The Spiegel Grove is free and clear after a decade plus a year.
A payment made last week closed the books on a loan taken out by the Key Largo Chamber of Commerce to finance the sinking of the mothballed U.S. Navy ship Spiegel Grove, now one of the diving world's best-known shipwreck reefs.
"We're excited to have that behind us," chamber board Chairwoman Dawn DeBrule said Tuesday. "The Spiegel Grove has been a very successful project, and we're very proud to have played a part in it."
Sinking the 510-foot ship in June 2002 after eight years of planning and permitting cost about $1.4 million, including an unexpected bill of more than $250,000 when the vessel capsized -- but remained partially afloat -- several hours before the planned sinking. A salvage company was hired to settle the massive ship on its side so it could be visited by divers.
Then a remarkable thing happened: Hurricane Dennis came along in 2005 and its winds stirred the sea so much that the Spiegel Grove was righted on the bottom -- making it a perfect dive.
The Monroe County Tourist Development Council provided about half the sinking cost; the chamber took out a loan to cover the balance.
A program to sell $10 annual shipwreck medallions to divers who want to visit an Upper Keys artificial reef has provided much of the money needed to repay the loan.
"Nobody balks at buying a medallion," said Connie Boykin, operations manager for Ocean Divers, which has sold more medallions over the past decade than anyone.
"The Spiegel Grove has done a lot" for the Key Largo diving community, Boykin said.
"People came from all over the world to see it," Boykin said. "Then many of them came back when it rolled upright. And it's such a big ship, you can't see it all in a couple dives."
During the busiest dive months, Ocean Divers typically runs at least four trips a week to the Spiegel Grove. Other dive shops report similar schedules.
Chamber officers estimated at the Spiegel Grove's 10-year anniversary in 2012 that the wreck has attracted an estimated $25 million in vacationers' spending on boat trips, motel rooms and restaurants since it went down.
Getting it down was no easy feat. The ship, commissioned in 1956 to launch landing craft and carry troops, capsized in May 2002 when compartments flooded more quickly than calculated. The stern landed on the ocean floor 130 feet down with the bow protruding above the surface like a metallic iceberg adrift in the subtropics.
"It could have been a catastrophe but it turned into an opportunity," said Andy Newman, the county's public-relations consultant. "A sinking would have been a one-day story; this went on for weeks."

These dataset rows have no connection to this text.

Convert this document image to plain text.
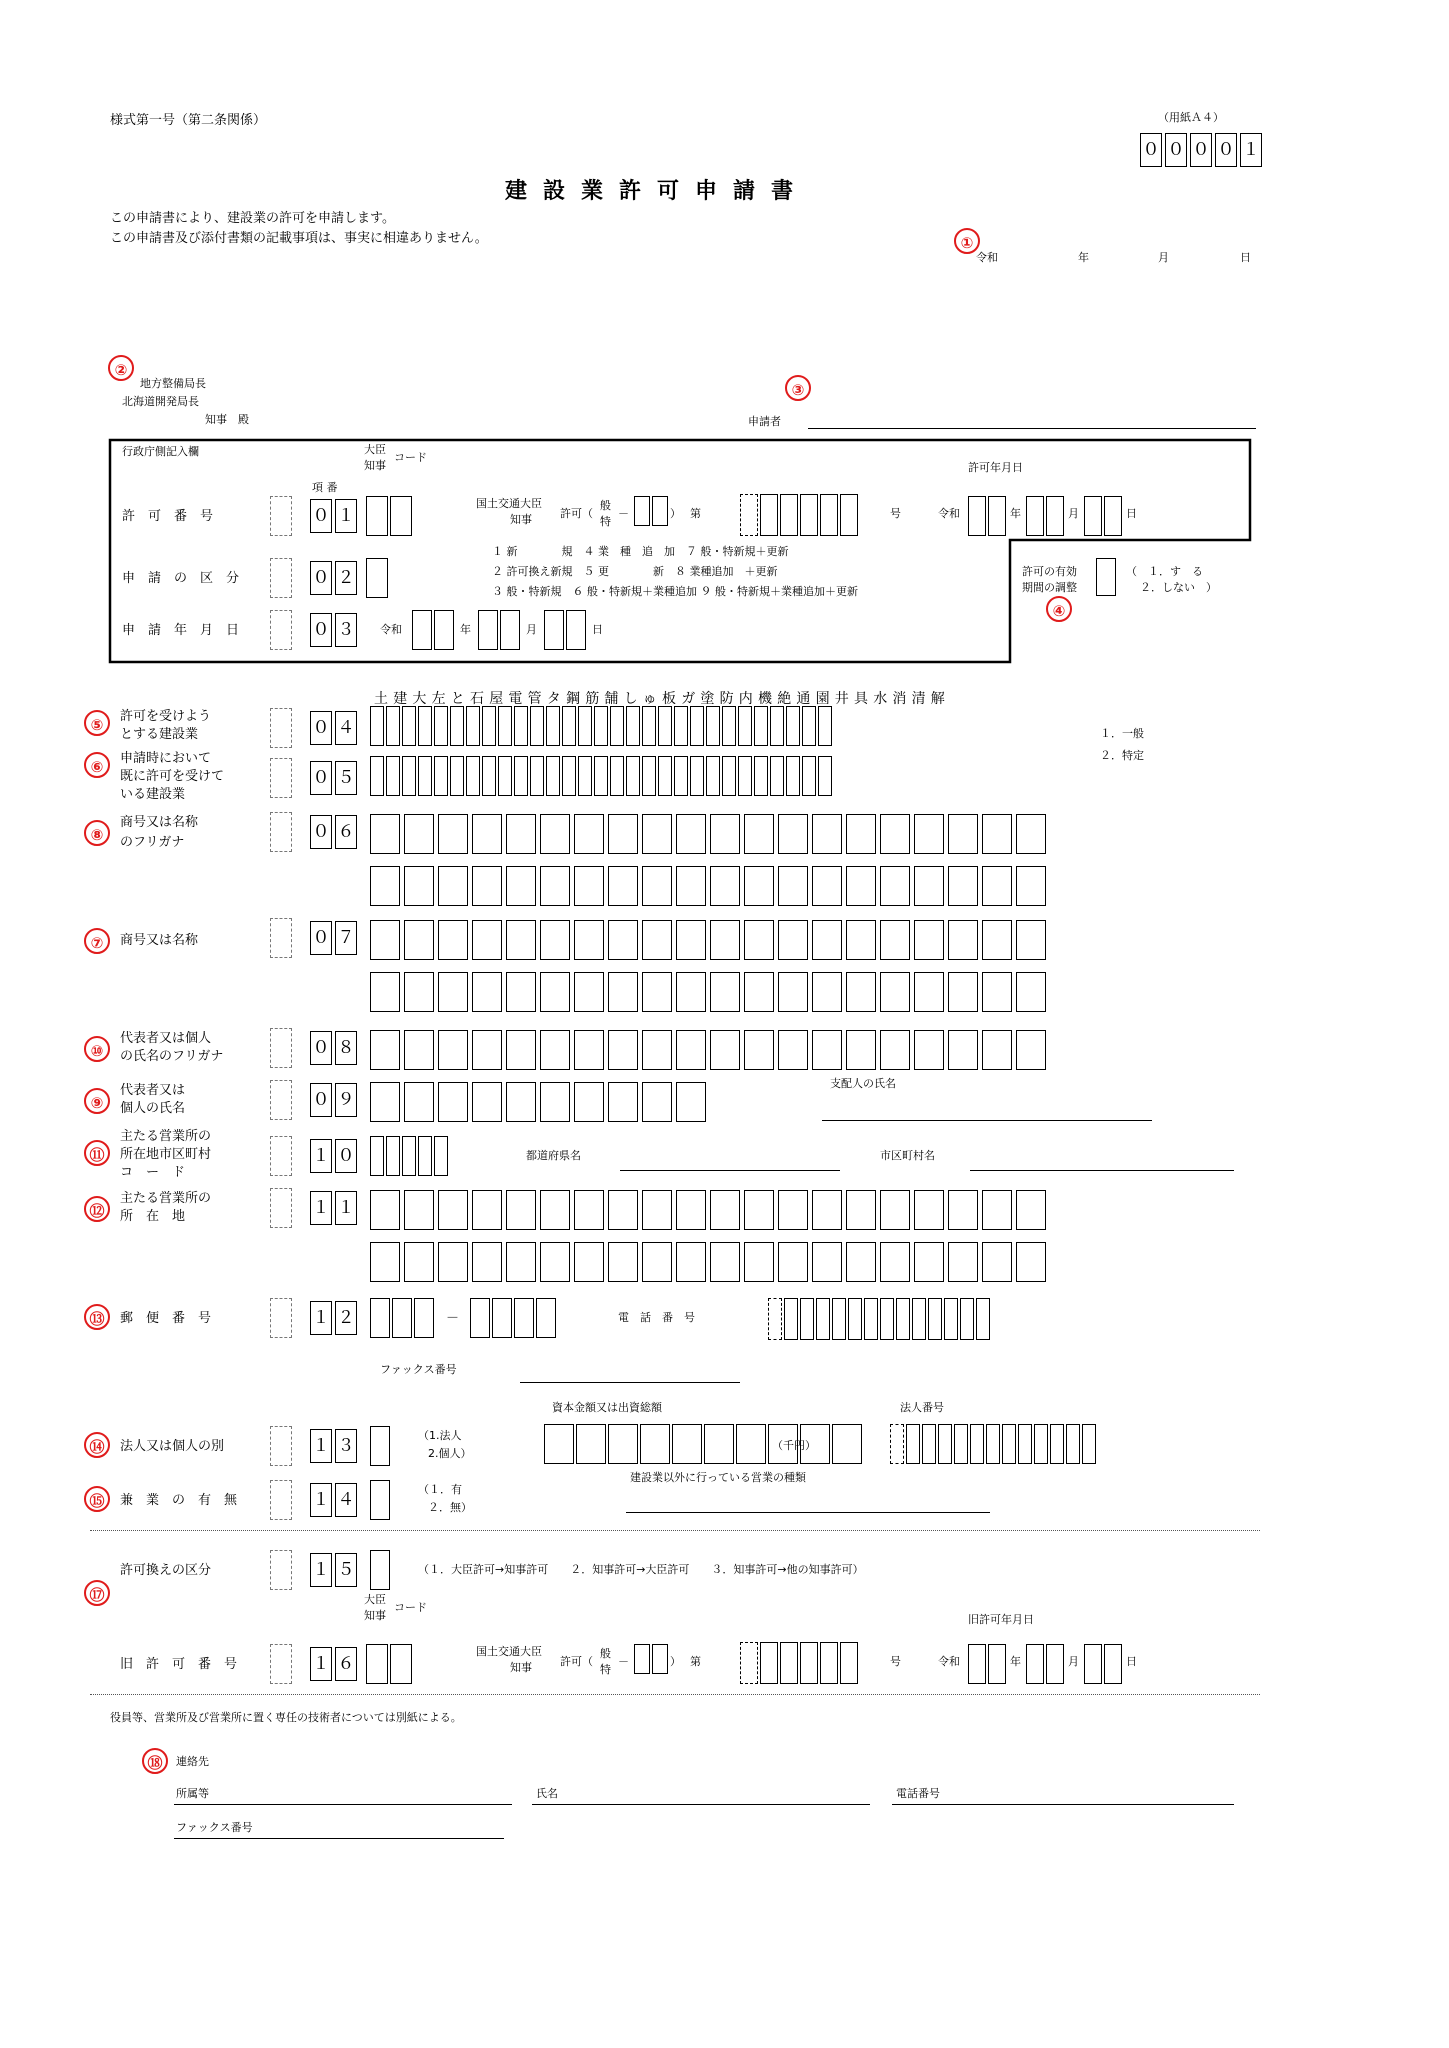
様式第一号（第二条関係）	（用紙Ａ４）
０ ０ ０ ０ １
建設業許可申請書
この申請書により、建設業の許可を申請します。
この申請書及び添付書類の記載事項は、事実に相違ありません。	①
令和	年	月	日
②
地方整備局長
北海道開発局長
知事　殿
③
申請者
行政庁側記入欄	大臣
知事
コード
項 番
許　可　番　号	０ １
国土交通大臣
知事	許可（
般
特
－	） 第	号
許可年月日
令和	年	月	日
申　請　の　区　分	０ ２
１ 新　　　　規　４ 業　種　追　加　７ 般・特新規＋更新
２ 許可換え新規　５ 更　　　　新　８ 業種追加　＋更新
３ 般・特新規　６ 般・特新規＋業種追加 ９ 般・特新規＋業種追加＋更新
許可の有効
期間の調整
（　１．す　る
２．しない　）
④
申　請　年　月　日	０ ３ 令和	年	月	日
土建大左と石屋電管タ鋼筋舗しゅ板ガ塗防内機絶通園井具水消清解
⑤	許可を受けよう
とする建設業	０ ４
⑥	申請時において
既に許可を受けて
いる建設業
０ ５
１．一般
２．特定
⑧
商号又は名称
のフリガナ
０ ６
⑦	商号又は名称	０ ７
⑩
代表者又は個人
の氏名のフリガナ	０ ８
⑨
代表者又は
個人の氏名	０ ９
支配人の氏名
⑪
主たる営業所の
所在地市区町村
コ　ー　ド
１ ０	都道府県名	市区町村名
⑫
主たる営業所の
所　在　地	１ １
⑬	郵　便　番　号	１ ２	－	電　話　番　号
ファックス番号
資本金額又は出資総額	法人番号
⑭	法人又は個人の別	１ ３
（1.法人
2.個人）
（千円）
建設業以外に行っている営業の種類
⑮	兼　業　の　有　無	１ ４
（１．有
２．無）
許可換えの区分	１ ５	（１．大臣許可→知事許可　　２．知事許可→大臣許可　　３．知事許可→他の知事許可）
⑰	大臣
知事
コード
旧許可年月日
旧　許　可　番　号	１ ６
国土交通大臣
知事	許可（
般
特
－	） 第	号	令和	年	月	日
役員等、営業所及び営業所に置く専任の技術者については別紙による。
⑱	連絡先
所属等	氏名	電話番号
ファックス番号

The shipwreck reef has attracted more than 200 species of fish, and thousands of divers who otherwise would be putting people pressure on the coral reef.
Dive shops and the chamber will continue to sell Upper Keys Artificial Reef Association medallions to help finance regular maintenance of Spiegel Grove features like donor plaques and mooring buoys.
Most of the mooring buoy costs have been covered by grants through the National Marine Sanctuaries Program but government cutbacks could mean a new funding source is needed, DeBrule said.